David Gobaud writes "Jason Sobel, the manager of infrastructure engineering at Facebook, gave an interesting presentation titled Needle in a Haystack: Efficient Storage of Billions of Photos at Stanford for the Stanford ACM. Jason explains how Facebook efficiently stores ~6.5 billion images, in 4 or 5 sizes each, totaling ~30 billion files, and a total of 540 TB and serving 475,000 images per second at peak. The presentation is now online here in the form of a Flowgram."

2 of 154 comments (clear)

  1. Facebook needs to add more processing capacity by debest · · Score: 4, Interesting

    I put some short video clips on Facebook's video application (just stuff of my daughter for my friends and family to see). These are AVI files generated by my digital camera, about 20-30MB in size, lasting about 1-1.5 minutes each.

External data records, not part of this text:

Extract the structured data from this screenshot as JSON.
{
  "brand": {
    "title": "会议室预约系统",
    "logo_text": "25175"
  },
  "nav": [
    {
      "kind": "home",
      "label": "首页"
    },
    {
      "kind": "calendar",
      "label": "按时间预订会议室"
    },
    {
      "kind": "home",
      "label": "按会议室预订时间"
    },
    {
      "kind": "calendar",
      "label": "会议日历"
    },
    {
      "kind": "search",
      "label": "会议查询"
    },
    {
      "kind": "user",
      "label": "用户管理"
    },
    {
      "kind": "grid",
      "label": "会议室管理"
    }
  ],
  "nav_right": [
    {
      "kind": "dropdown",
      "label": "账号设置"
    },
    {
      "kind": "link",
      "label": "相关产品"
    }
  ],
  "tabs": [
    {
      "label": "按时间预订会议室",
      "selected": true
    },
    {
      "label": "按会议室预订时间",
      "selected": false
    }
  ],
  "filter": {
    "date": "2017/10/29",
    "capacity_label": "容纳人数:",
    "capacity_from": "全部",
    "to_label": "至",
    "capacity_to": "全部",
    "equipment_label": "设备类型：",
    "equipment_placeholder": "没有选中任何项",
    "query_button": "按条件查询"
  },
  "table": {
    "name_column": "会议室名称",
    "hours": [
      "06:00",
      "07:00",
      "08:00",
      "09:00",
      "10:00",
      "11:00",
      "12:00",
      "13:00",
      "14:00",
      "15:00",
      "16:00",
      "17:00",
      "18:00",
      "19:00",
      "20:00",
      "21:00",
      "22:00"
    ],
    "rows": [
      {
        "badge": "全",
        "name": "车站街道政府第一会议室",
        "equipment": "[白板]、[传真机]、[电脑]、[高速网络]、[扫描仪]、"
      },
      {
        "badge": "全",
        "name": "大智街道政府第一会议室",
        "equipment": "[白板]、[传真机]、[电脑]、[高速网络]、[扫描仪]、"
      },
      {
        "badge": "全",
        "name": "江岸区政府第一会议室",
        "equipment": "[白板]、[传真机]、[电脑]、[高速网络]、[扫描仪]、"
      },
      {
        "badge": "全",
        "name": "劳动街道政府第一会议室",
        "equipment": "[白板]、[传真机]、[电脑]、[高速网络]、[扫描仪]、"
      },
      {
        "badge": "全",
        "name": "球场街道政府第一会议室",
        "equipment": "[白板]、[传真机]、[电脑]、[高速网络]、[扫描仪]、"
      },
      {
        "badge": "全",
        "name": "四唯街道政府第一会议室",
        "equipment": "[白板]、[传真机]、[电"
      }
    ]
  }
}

    They uploaded pretty quickly, but then they were put in a queue to be encoded for their flash player. It took over 3 days for them to be online in my profile! It seems they don't need to just have large capacity for storage, but a bunch more CPU for processing.

    --
    Look at the tomato! Isn't it sad? He can't dance! Poor tomato!
  2. Re:Not hard by funbobby · · Score: 4, Interesting

    The issue isn't the number of bytes per second, it's the number of distinct requests. The data is _way_ bigger than will fit in memory, and hard disks can only do 100-150 seeks per second so you need a lot of them to serve from disk. A naive implementation will go to disk many times for a single file, because filesystems aren't designed for this many small files. So this is really an issue of getting exactly the right stuff in memory so you can serve hot content from memory, and if you go to disk you seek exactly once instead of several times.